Calling it “the most dangerous show on television,” the Parents Television Council has asked the Department of Justice to investigate whether MTV’s “Skins” violates federal child pornography statutes.
The show’s sins are that they (1) show teens having and enjoying sexual activity, and (2) employ teen actors to portray these teens.
For years, the Parents Television Council has staked its claim to Ozzie & Harriet paranoid nostalgia territory. They say that shows including Hawaii Five-O and the NFL Playoffs are unsuitable for family viewing. Maybe they mean families that don’t have TVs—or cell phones, the internet, or friends.

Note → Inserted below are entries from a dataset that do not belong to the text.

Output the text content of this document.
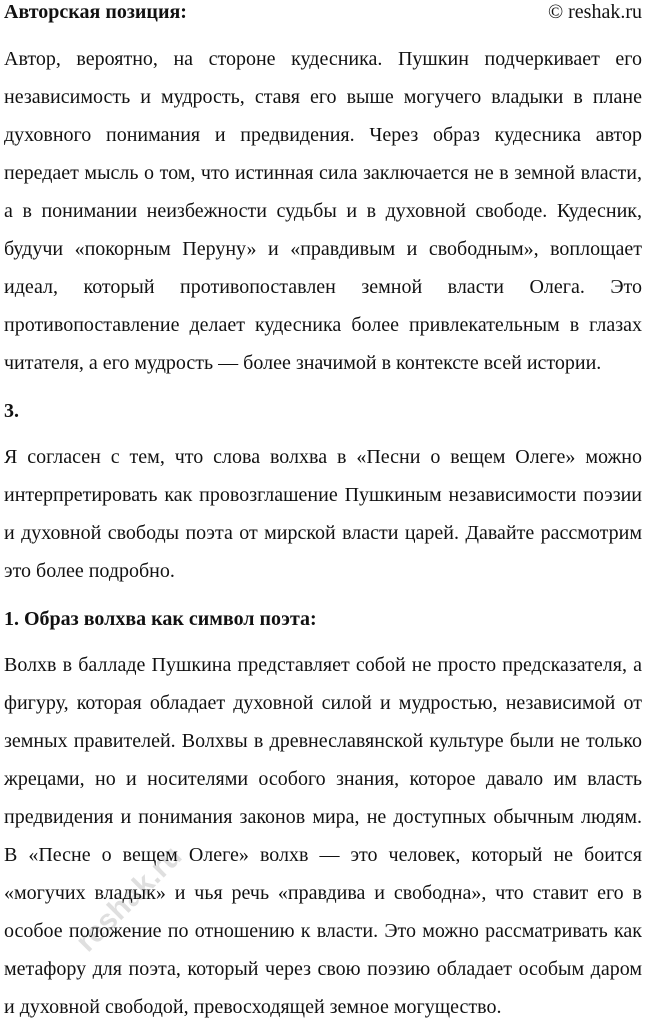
Авторская позиция:	© reshak.ru

Автор, вероятно, на стороне кудесника. Пушкин подчеркивает его независимость и мудрость, ставя его выше могучего владыки в плане духовного понимания и предвидения. Через образ кудесника автор передает мысль о том, что истинная сила заключается не в земной власти, а в понимании неизбежности судьбы и в духовной свободе. Кудесник, будучи «покорным Перуну» и «правдивым и свободным», воплощает идеал, который противопоставлен земной власти Олега. Это противопоставление делает кудесника более привлекательным в глазах читателя, а его мудрость — более значимой в контексте всей истории.

3.

Я согласен с тем, что слова волхва в «Песни о вещем Олеге» можно интерпретировать как провозглашение Пушкиным независимости поэзии и духовной свободы поэта от мирской власти царей. Давайте рассмотрим это более подробно.

1. Образ волхва как символ поэта:

Волхв в балладе Пушкина представляет собой не просто предсказателя, а фигуру, которая обладает духовной силой и мудростью, независимой от земных правителей. Волхвы в древнеславянской культуре были не только жрецами, но и носителями особого знания, которое давало им власть предвидения и понимания законов мира, не доступных обычным людям. В «Песне о вещем Олеге» волхв — это человек, который не боится «могучих владык» и чья речь «правдива и свободна», что ставит его в особое положение по отношению к власти. Это можно рассматривать как метафору для поэта, который через свою поэзию обладает особым даром и духовной свободой, превосходящей земное могущество.

reshak.ru
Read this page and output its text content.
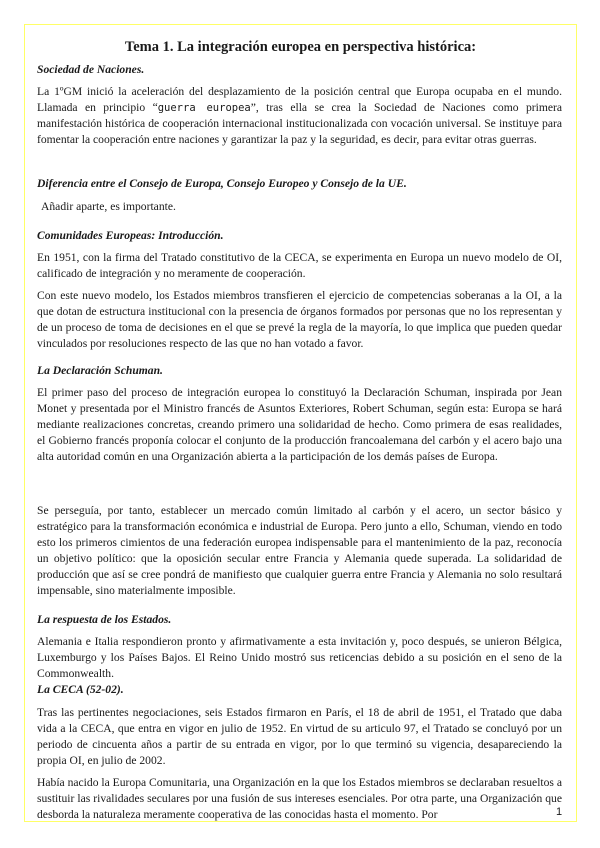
Tema 1. La integración europea en perspectiva histórica:
Sociedad de Naciones.
La 1ºGM inició la aceleración del desplazamiento de la posición central que Europa ocupaba en el mundo. Llamada en principio “guerra europea”, tras ella se crea la Sociedad de Naciones como primera manifestación histórica de cooperación internacional institucionalizada con vocación universal. Se instituye para fomentar la cooperación entre naciones y garantizar la paz y la seguridad, es decir, para evitar otras guerras.
Diferencia entre el Consejo de Europa, Consejo Europeo y Consejo de la UE.
Añadir aparte, es importante.
Comunidades Europeas: Introducción.
En 1951, con la firma del Tratado constitutivo de la CECA, se experimenta en Europa un nuevo modelo de OI, calificado de integración y no meramente de cooperación.
Con este nuevo modelo, los Estados miembros transfieren el ejercicio de competencias soberanas a la OI, a la que dotan de estructura institucional con la presencia de órganos formados por personas que no los representan y de un proceso de toma de decisiones en el que se prevé la regla de la mayoría, lo que implica que pueden quedar vinculados por resoluciones respecto de las que no han votado a favor.
La Declaración Schuman.
El primer paso del proceso de integración europea lo constituyó la Declaración Schuman, inspirada por Jean Monet y presentada por el Ministro francés de Asuntos Exteriores, Robert Schuman, según esta: Europa se hará mediante realizaciones concretas, creando primero una solidaridad de hecho. Como primera de esas realidades, el Gobierno francés proponía colocar el conjunto de la producción francoalemana del carbón y el acero bajo una alta autoridad común en una Organización abierta a la participación de los demás países de Europa.
Se perseguía, por tanto, establecer un mercado común limitado al carbón y el acero, un sector básico y estratégico para la transformación económica e industrial de Europa. Pero junto a ello, Schuman, viendo en todo esto los primeros cimientos de una federación europea indispensable para el mantenimiento de la paz, reconocía un objetivo político: que la oposición secular entre Francia y Alemania quede superada. La solidaridad de producción que así se cree pondrá de manifiesto que cualquier guerra entre Francia y Alemania no solo resultará impensable, sino materialmente imposible.
La respuesta de los Estados.
Alemania e Italia respondieron pronto y afirmativamente a esta invitación y, poco después, se unieron Bélgica, Luxemburgo y los Países Bajos. El Reino Unido mostró sus reticencias debido a su posición en el seno de la Commonwealth.
La CECA (52-02).
Tras las pertinentes negociaciones, seis Estados firmaron en París, el 18 de abril de 1951, el Tratado que daba vida a la CECA, que entra en vigor en julio de 1952. En virtud de su articulo 97, el Tratado se concluyó por un periodo de cincuenta años a partir de su entrada en vigor, por lo que terminó su vigencia, desapareciendo la propia OI, en julio de 2002.
Había nacido la Europa Comunitaria, una Organización en la que los Estados miembros se declaraban resueltos a sustituir las rivalidades seculares por una fusión de sus intereses esenciales. Por otra parte, una Organización que desborda la naturaleza meramente cooperativa de las conocidas hasta el momento. Por	1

Their vision of “family” is some weird amalgam of Amish purity and North Korean isolationism.
“Child porn,” of course, is to American culture what garlic and a cross are to vampires. So almost a dozen national advertisers have already dropped out, including Wrigley, Taco Bell, Subway, and GM. GM? Maybe they’d planned ads saying “teens, since you’re going to have degenerate sex that puts your life in jeopardy, do it in a spacious GM car.”
Referring to TV showing a naked 17-year-old’s butt (running down the street away from the camera) as “child porn” is cynical posturing. It proves that the PTC has no real interest in children. I said this when they went to the FCC, predicting that Janet Jackson’s Superbowl nipple would topple civilization (the Egyptian revolt notwithstanding), and I say it again: the PTC’s agenda is about accumulating power and manipulating the public, not about protecting children or families.
America’s child porn laws—among the strictest in the world—are meant to protect children from being exploited by selfish or damaged adults. Claiming that such laws criminalize an honest look at the lives of teenagers just perpetuates the teen isolation, adult ignorance, and family fragmentation the PTC and child safety advocates claim to oppose.
Describing bare teen butt or a storyline about teens using erection drugs as child porn trivializes how the creation of real child porn damages actual, living children. And the PTC is entirely disingenuous when it says it wants to protect the poor teen actors in the show. Every minor in front of the camera has to have a parent’s (not to mention an agent’s) approval. Child labor laws and other industry standards are protecting these young professionals. The PTC knows that better than most people.
It would be interesting to speculate what the PTC would say if these teen characters were played by adults. Wouldn’t they find that terribly salacious? One can just imagine them thrashing around—“adults modeling inappropriate adult behavior for teens—on a show supposedly about teens. Disgusting, immoral, and dangerous.”
And, by the way, eligible for legal interpretation as child porn. Yes, American law prohibits producers from claiming that “lascivious” material features underage performers when it doesn’t.
Finally, let’s address the PTC’s question of “Skins” leading innocent teens to hell via the demon of sexuality. Parents, if you haven’t done anything to teach your kids about sexuality, values, and decision-making, and “Skins” is their sex education—you’ve already made a few mistakes. Now’s the time to address this. Compared to this deficit in their life education, the question of whether they watch “Skins” is trivial.